Arendt house

Arendt house

41A, avenue J. F. Kennedy L-2082 Luxembourg-Kirchberg

Tél : (+352) 40 78 78 1 exposition accessible le samedi & dimanche de 09:00 - 18:00

https://www.arendt.com/jcms/dev_5060/en/arendt-art

Noémie Goudal

Le travail de Noémie Goudal explore le rapport de la nature à l’artificiel, de la science à l’imaginaire, du construit à l’inventé. À travers ses oeuvres, elle questionne le paysage sous différents angles, comme une édification du regard. Fascinée par la relation entre un paysage physique et sa construction mentale, elle joue de ce qu’elle représente et de ce qu’elle a représenté historiquement dans l’imaginaire collectif. Une partie de l’oeuvre de l’artiste se compose de larges installations et sculptures qu’elle fabrique de toutes pièces et photographie in situ créant ainsi des « espaces autres », comme ceux décrits par le philosophe Michel Foucault. La réunion d’espaces fictionnels et d’espaces géographiques fabrique des « hétérotopies », lieux concrets qui hébergent l’imaginaire.
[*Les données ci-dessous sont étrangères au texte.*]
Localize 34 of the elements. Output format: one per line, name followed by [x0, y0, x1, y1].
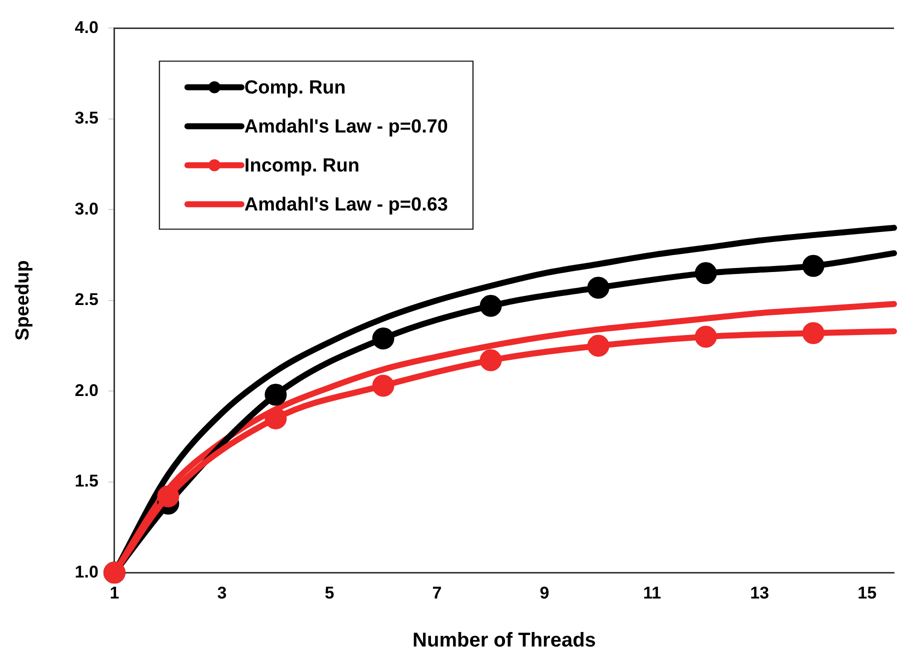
- point: [694, 326, 717, 348]
- point: [264, 384, 287, 406]
- x-tick-label: 5: [324, 583, 334, 602]
- y-tick-label: 3.0: [74, 199, 98, 218]
- x-axis-title: Number of Threads: [412, 630, 596, 652]
- y-tick-label: 1.0: [74, 562, 98, 582]
- x-tick-label: 3: [217, 583, 227, 602]
- y-axis-title: Speedup: [12, 260, 34, 341]
- legend-label: Comp. Run: [244, 77, 346, 98]
- point: [587, 334, 610, 357]
- point: [480, 294, 502, 317]
- legend-label: Amdahl's Law - p=0.63: [244, 194, 448, 216]
- x-tick-label: 9: [540, 583, 550, 602]
- y-tick-label: 2.0: [74, 380, 98, 400]
- point: [264, 407, 287, 430]
- y-tick-label: 3.5: [74, 108, 98, 128]
- y-tick-label: 4.0: [74, 18, 98, 37]
- point: [157, 485, 180, 508]
- legend-label: Amdahl's Law - p=0.70: [244, 116, 448, 138]
- x-tick-label: 11: [643, 583, 662, 602]
- legend-label: Incomp. Run: [244, 155, 360, 176]
- point: [802, 322, 824, 344]
- x-tick-label: 15: [858, 583, 877, 602]
- point: [694, 262, 717, 284]
- point: [587, 276, 610, 299]
- x-tick-label: 7: [432, 583, 442, 602]
- point: [372, 374, 394, 397]
- point: [372, 328, 394, 350]
- point: [802, 254, 824, 277]
- point: [480, 349, 502, 372]
- y-tick-label: 1.5: [74, 472, 98, 491]
- x-tick-label: 1: [110, 583, 120, 602]
- x-tick-label: 13: [750, 583, 770, 602]
- y-tick-label: 2.5: [74, 290, 98, 310]
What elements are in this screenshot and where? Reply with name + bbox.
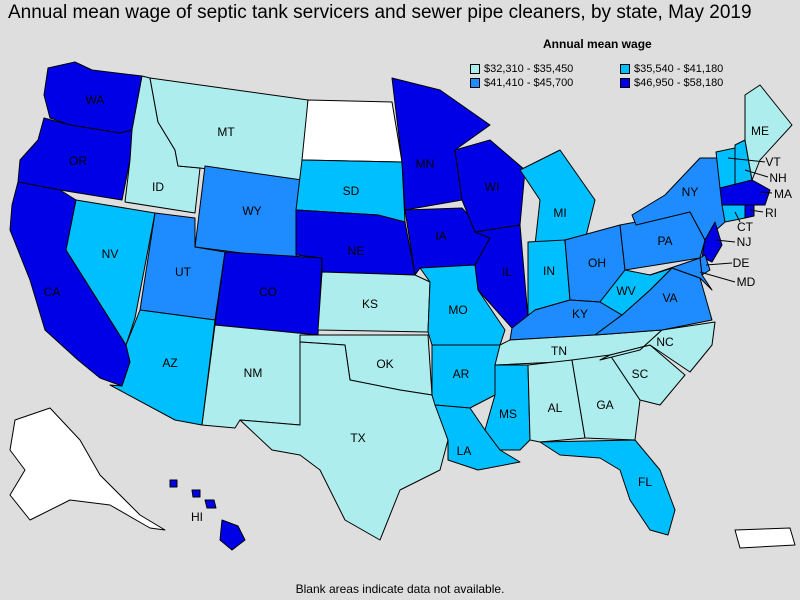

Rethinking Nature / Rethinking Landscape

En choisissant Rethinking Nature / Rethinking Landscape comme thème de son projet commun, l’Association du Mois européen de la photographie cherche à mobiliser le pouvoir du médium de la photographie pour étendre le discours écologique à travers de nouveaux regards émergents sur la nature et le paysage.
Les cinq artistes présélectionnés s’intéressent à la complexité de la corrélation entre l’homme et la nature et réfléchissent chacun à sa façon sur les nouvelles représentations et fictions du paysage. Avec les photographies de Vanja Bučan nous entrons dans un univers fantasmagorique et onirique illustrant un écosystème disposé de manière inhabituelle. Chez Inka&Niclas les visions perturbées du paysage sont de l’ordre de l’étrange et du sublime, alors que les photographies des villages ruraux russes en ruine de Danila Tkachenko témoignent d’une époque historique révolue. Chez Anastasia Mituykova comme chez Maria Magdalena Ianchis, les représentations des icebergs et paysages de glace du Groënland se déclinent sous différentes formes d’images mentales et réelles qui se présentent dans des installations où l’archive et la mémoire tentent de représenter les stigmates de l’Anthropocène et de combler le vide laissé par l’impossibilité de photographier la complexité de la nature.